Here are the tallys from yesterday:

3 Canada Goose
4 Wood Duck
275 Mallard
12 Ruddy Duck
2 California Quail
8 Pied-billed Grebe
6 Double-crested Cormorant
1 Great Blue Heron
1 Snowy Egret
1 Osprey
1 Cooper's Hawk
392 American Coot
2 Killdeer
1 Spotted Sandpiper
5 Western Gull
2 California Gull
46 Rock Pigeon
90 Mourning Dove
14 Anna's Hummingbird
1 Belted Kingfisher
8 Black Phoebe
7 Western Kingbird
2 American Crow
93 Bushtit
7 Marsh Wren
2 California Gnatcatcher
3 Northern Mockingbird
6 California Towhee
40 Song Sparrow
1 White-crowned Sparrow
7 Red-winged Blackbird
1 Yellow-headed Blackbird
10 Brewer's Blackbird
33 Great-tailed Grackle
17 House Finch
4 Lesser Goldfinch
1 American Goldfinch
4 House Sparrow
2 Nutmeg Mannikin

Friday, October 15, 2010

Drizzly, drizzy day. Ruddy ducks are here!

I didn't see much of the killdeer today, mostly the M6 mom in the big baseball field, at first, and then her son, Secret with her later. I could hear killdeer all over the lake, especially when the hawk flew by, but I didn't see much.

I saw some new creatures today, most notable yellow-headed blackbirds and ruddy ducks! I've never seen ruddy ducks at Lake Murray before. They were hard to get a photo of because they didn't come close to the shore. But, they were very cute!

Here is a shot of a female yellow-headed blackbird:

Here is a shot of a ruddy duck:

Here's a photo of a wood duck I saw. Sorry it's blurry. I tried to get one of the female, too, but she was too shy and all the photos I took of her were much more blurry:

There is a very young seagull chasing around the attacking the coots and sometimes the ducks. Most of the time, it left the ducks alone, but insisted on harassing the coots. He didn't seem like he wanted to hurt them, mostly just chase them around or peck at them (they pecked at him when he swooped over them). He seemed fine with the smaller birds. He also seemed really clumsy at takeoffs and landing, so I don't think he's been flying all that long. Why he was singling out the coots is news to me. I'm glad it's not duckling and chick season, but I worry about him bothering the killdeer, who were not around. He ignored the grackles.


There is an overabundance of coots on the lake right now, more than ducks. I am surprised that predators aren't picking them off or they haven't gotten a lot of diseases.

I think this is the almost drowned coot who hangs out in a different area now. He is really friendly and often walks up to people. He looks like he still has a swelling on his left side, otherwise he seems fine.

Warning, graphic photo:

As I was leaving, I went over to where the coots liked to hang out under a tree and found what looked like to be a drowned coot, dead.

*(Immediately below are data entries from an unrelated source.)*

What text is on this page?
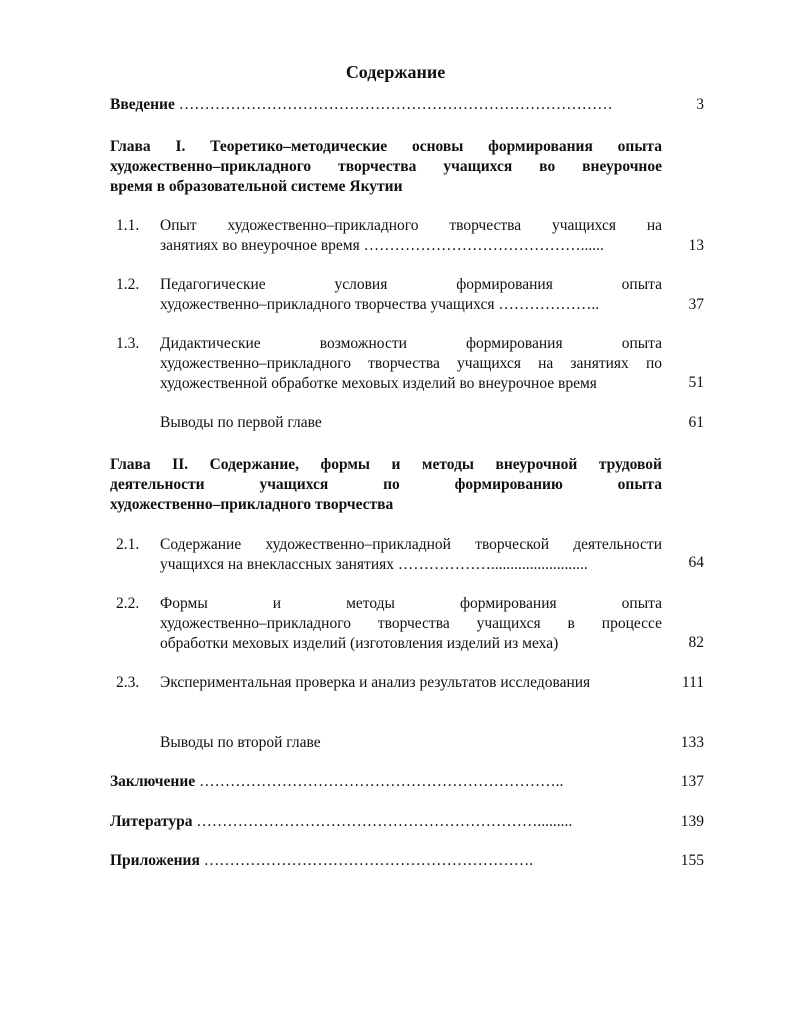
Содержание
Введение …………………………………………………………………………	3
Глава I. Теоретико–методические основы формирования опыта
художественно–прикладного творчества учащихся во внеурочное
время в образовательной системе Якутии
1.1. Опыт художественно–прикладного творчества учащихся на
занятиях во внеурочное время ……………………………………......	13
1.2. Педагогические условия формирования опыта
художественно–прикладного творчества учащихся ………………..	37
1.3. Дидактические возможности формирования опыта
художественно–прикладного творчества учащихся на занятиях по
художественной обработке меховых изделий во внеурочное время	51
Выводы по первой главе	61
Глава II. Содержание, формы и методы внеурочной трудовой
деятельности учащихся по формированию опыта
художественно–прикладного творчества
2.1. Содержание художественно–прикладной творческой деятельности
учащихся на внеклассных занятиях ……………….........................	64
2.2. Формы и методы формирования опыта
художественно–прикладного творчества учащихся в процессе
обработки меховых изделий (изготовления изделий из меха)	82
2.3. Экспериментальная проверка и анализ результатов исследования	111
Выводы по второй главе	133
Заключение ……………………………………………………………..	137
Литература ………………………………………………………….........	139
Приложения ……………………………………………………….	155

It looks like it might have had the same thing that happened to the other one. Either the hawk or the osprey is jumping down from the tree and landing on them. Last time, the hawk was chased away before he could finish the coot, but this time, it looks like it died without being eaten. Ospreys don't usually eat birds, especially ones this large (they will take small birds and chicks once in a while), so if it's the osprey's fault, it was an accident.

Still, the coots continued to feed under that tree while the water levels are high.